If you're on this site, there's a good chance that you're a fan of Dan Harmon's Community, a rarely seen (but very beloved) NBC comedy about misfits who bond over being stuck in the same community college (that's the worst and most misleading description of that show ever written). Due to its low ratings, lack of awards and general weirdness, Community has always been right on the verge of possible cancellation, every single week. It's managed to stay on for three seasons and recently got picked up for a fourth, but its creator and showrunner, Dan Harmon, was unceremoniously fired. The news of his firing was revealed late on a Friday night in a TV Guide article. A few days later, Harmon shared his side of the story on his blog. According to Harmon, he wasn't even told about his firing; he read about it the same way we all did.
It's an unfortunate and complicated situation, so naturally, the portion of the Internet that cares about television took to their keyboards and immediately went off like the Monday Morning TV Executives they all are. Some folks rushed to Harmon's defense, saying that the networks are crazy to cut Harmon out of the show he birthed, as he is a creative genius, while others pointed out that Harmon couldn't have been completely innocent, as this isn't his first time being fired from a show he created. Few people were saying, "Hey, I'm a fan of that show. I wonder if it'll still be good next year ..." Instead, everyone was saying "NBC is IDIOTIC, they're handling this all wrong" or "Harmon brought this on himself, that's just the way he is."
Even in our very own forums here at Cracked, we talked about the situation in great detail, all of us behaving like we knew Harmon and we knew what motivated NBC's decision.
"They fired Harmon?

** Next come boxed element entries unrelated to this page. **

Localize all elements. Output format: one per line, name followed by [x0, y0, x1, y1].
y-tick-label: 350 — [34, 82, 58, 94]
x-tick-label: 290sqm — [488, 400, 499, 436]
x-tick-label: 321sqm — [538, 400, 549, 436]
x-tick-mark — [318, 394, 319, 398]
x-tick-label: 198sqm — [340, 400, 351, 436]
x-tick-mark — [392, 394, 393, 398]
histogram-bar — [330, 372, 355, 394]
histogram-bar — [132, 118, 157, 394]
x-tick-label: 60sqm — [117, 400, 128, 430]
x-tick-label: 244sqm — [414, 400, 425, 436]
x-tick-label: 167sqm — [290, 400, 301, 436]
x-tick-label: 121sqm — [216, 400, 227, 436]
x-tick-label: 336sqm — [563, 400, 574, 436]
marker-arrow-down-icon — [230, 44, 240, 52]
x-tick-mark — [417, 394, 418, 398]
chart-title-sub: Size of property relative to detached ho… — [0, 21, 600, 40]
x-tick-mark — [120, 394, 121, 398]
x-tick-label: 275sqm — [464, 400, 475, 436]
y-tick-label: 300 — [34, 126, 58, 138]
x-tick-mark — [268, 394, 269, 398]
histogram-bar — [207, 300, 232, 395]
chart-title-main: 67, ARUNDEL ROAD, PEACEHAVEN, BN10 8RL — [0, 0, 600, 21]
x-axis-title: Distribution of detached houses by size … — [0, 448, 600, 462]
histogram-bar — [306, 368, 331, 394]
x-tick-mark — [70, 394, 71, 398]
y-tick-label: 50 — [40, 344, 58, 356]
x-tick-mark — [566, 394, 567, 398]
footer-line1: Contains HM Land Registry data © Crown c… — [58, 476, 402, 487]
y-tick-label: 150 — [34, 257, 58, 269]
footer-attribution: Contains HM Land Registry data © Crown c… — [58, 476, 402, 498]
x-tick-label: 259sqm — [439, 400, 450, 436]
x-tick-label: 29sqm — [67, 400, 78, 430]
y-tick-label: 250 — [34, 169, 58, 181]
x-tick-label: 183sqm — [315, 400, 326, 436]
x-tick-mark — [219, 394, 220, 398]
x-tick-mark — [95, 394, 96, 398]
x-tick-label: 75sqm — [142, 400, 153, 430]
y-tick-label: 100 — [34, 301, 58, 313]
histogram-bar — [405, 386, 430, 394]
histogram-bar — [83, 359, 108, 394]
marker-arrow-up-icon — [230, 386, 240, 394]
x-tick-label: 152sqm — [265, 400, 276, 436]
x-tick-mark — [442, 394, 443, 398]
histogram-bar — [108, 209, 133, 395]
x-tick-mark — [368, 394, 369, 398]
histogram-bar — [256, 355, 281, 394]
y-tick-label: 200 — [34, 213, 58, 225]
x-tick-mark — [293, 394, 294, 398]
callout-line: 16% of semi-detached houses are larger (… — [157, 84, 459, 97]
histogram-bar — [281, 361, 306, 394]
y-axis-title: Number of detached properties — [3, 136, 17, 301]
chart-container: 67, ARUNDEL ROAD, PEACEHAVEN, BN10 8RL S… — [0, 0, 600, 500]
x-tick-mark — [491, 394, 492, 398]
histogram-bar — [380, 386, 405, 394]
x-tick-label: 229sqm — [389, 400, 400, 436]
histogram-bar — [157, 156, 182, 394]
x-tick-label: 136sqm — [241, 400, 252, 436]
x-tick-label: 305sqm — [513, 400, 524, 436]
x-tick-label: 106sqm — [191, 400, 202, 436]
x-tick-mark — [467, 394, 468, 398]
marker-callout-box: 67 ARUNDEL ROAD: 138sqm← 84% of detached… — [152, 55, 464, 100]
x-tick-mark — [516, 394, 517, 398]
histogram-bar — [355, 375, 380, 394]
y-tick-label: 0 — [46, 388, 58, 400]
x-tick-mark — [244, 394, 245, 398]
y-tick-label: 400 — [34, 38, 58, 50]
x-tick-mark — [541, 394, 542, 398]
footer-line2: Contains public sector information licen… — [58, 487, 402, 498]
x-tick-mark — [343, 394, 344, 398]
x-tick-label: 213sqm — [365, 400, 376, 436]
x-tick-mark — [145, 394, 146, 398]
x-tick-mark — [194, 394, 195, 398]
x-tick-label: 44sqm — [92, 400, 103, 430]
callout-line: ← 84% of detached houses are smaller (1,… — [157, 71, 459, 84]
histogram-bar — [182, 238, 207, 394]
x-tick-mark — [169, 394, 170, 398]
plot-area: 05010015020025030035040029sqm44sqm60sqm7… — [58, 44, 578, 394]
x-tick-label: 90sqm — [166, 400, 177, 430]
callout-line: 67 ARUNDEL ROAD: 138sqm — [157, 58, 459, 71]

But he's one of my friends, I've read literally all of his tweets."
I know, because I'm one of the Armchair TV Executives in that thread pretending he knows what he's talking about when, really, what the hell do I know? What do any of us know? The Internet is so full of information that we're encouraged to comment on business decisions in ways that make us feel like participants instead of viewers, but really, we know jack shit. A showrunner getting replaced isn't new; it happens all the time. The Internet, however, and all of the instant news that goes along with it, is new, which is why we all get to hear about this business decision. And since we can hear about it, we must all suddenly be experts on the inner workings of networks and TV studios, and we've all got loads of opinions that demand to be heard.
Sixteen years ago, if they'd gotten rid of Larry David, the showrunner for Seinfeld, no one would be sitting around the water cooler talking about how foolish NBC was acting, or how Larry David brought it on himself by being so uncooperative, because no one would have even known the creator was fired. I know this, because years ago, they did get rid of Larry David, and no one really paid attention to it. It happened without fanfare, but because this is the future, everyone's an expert on everything, which is how idiots like me can run around the Web pretending he knows what he's talking about.